UBS pointed out Jan. 21 that gold prices have risen around 1% year-to-date despite a more hawkish US Federal Reserve, as investors seek safe haven options.


"Gold is up 1.78% in two days, following fresh inflation data out in the UK, US, and Canada, " commented market report Bullion By Post. "UK inflation is at 5.4%, the highest since 1992, and Canada too is at its highest since that year. Whilst inflation has been a big topic of late, it isn't the only problem. World leaders are growing increasingly concerned with the behaviour of Russia."


The London Bullion Market Association priced gold at $1,835/oz late Jan. 21.

Iron ore and steel prices could also rise in the event of an escalation of the Ukrainian conflict, according to Meyer. Ferrexpo is a major Ukraine-based producer of iron ore and pellets.


Sanctions


While a proposed US Democrat package does not explicitly recommend specific sanctions on metals, ING Economics noted that the US president could identify and impose sanctions on industries seen to pose a risk to national security, including minerals extraction and processing.
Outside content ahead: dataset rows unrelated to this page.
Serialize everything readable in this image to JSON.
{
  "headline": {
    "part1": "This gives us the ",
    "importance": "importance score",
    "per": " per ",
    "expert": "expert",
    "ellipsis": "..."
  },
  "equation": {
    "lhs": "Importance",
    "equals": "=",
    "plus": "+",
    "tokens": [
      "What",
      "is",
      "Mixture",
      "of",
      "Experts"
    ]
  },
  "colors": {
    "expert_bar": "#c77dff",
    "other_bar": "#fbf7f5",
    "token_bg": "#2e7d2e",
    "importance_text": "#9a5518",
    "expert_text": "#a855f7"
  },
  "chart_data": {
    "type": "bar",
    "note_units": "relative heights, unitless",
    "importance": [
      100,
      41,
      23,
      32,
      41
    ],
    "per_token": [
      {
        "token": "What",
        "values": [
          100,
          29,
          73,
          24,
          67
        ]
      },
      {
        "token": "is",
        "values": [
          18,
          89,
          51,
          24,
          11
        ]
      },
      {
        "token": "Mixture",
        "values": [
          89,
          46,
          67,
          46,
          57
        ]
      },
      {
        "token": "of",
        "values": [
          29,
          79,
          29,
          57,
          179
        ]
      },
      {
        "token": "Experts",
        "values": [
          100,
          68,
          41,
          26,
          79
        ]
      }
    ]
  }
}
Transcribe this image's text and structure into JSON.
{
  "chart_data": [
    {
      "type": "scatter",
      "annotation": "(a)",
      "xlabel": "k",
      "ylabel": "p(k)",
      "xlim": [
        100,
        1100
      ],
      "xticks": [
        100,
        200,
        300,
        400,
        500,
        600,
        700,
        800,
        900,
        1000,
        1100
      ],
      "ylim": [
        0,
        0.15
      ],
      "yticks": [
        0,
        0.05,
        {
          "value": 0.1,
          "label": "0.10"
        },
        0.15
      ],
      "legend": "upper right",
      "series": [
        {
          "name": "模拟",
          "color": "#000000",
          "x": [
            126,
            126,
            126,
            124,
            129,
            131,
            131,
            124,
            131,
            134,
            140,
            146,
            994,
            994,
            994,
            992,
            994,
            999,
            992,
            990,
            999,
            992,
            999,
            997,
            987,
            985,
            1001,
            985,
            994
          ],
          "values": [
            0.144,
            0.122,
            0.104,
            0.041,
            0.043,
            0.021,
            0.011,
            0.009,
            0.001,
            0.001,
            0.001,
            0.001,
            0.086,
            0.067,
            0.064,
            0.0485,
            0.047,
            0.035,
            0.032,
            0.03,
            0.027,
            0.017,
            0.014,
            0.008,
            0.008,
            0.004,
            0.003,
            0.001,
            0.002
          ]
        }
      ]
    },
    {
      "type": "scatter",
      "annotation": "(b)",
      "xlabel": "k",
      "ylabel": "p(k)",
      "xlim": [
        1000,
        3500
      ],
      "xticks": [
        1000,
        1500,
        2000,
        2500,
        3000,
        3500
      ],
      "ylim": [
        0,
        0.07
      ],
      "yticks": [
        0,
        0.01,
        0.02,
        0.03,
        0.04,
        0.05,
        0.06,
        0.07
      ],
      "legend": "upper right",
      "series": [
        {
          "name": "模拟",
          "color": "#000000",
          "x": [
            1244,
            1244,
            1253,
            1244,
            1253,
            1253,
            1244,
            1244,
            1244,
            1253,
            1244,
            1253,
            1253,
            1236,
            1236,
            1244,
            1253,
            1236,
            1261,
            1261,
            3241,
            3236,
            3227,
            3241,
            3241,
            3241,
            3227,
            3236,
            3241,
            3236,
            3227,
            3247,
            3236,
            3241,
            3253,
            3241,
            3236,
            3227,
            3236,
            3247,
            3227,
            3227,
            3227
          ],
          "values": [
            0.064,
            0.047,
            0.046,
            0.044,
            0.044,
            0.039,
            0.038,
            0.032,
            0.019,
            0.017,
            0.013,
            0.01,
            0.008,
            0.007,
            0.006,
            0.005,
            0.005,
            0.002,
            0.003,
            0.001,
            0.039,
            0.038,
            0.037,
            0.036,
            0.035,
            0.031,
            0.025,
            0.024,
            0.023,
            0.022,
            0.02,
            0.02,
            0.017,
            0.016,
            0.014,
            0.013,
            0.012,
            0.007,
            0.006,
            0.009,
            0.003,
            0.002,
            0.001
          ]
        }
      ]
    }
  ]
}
"US sanctions against Rusal rattled the aluminium market in 2018, with Russia the largest aluminium producer, after China," ING's Patterson said. "The global aluminium market is in deficit at the moment and so any disruption to these flows would only push the market further into deficit. Given that Europe is a large destination for Russian aluminium, a move which restricts aluminium flows would be bullish for European premiums."

Rusal declined to comment on the current situation when contacted by Platts.


Energy inflation


Sanctions on Russian energy could also push metals prices higher. Energy-intensive smelters are already concerned with high electricity prices, which have resulted in zinc capacity reductions and steelmakers charging energy premiums on their product prices in Europe in recent months.


"Natural gas, oil and energy prices will likely go significantly higher in Europe, curbing yet more European metal production," SP Angel's John Meyer said.


Sanctions could impact output from European aluminum smelters, ING Economics warned. "As we are currently seeing, smelting capacity in Europe is having to shut down due to high power prices. In a scenario, where sanctions impact Russian gas flows, this would only drive European energy prices higher, risking even further capacity restrictions in the region.

Russia-Ukraine tension is worrying the gas market, ANZ research analysts Daniel Hynes and Soni Kumari noted Jan. 20. With Germany set to take action against the Nord Stream 2 gas pipeline should Russia invade Ukraine, and the US considering sanctions, 30bnm3 of gas earmarked to enter the continent this year could be impacted. "Despite a wave of LNG cargo hitting Europe, this should underpin prices in the short term," they said.


UBS said: "Energy prices look set to stay elevated ....Tensions in Eastern Europe and the Middle East are supporting prices due to fears of new supply disruptions. We expect oil demand to reach new record highs this year and Brent to trade in a USD 80–90/bbl range for now, with risks skewed to the upside."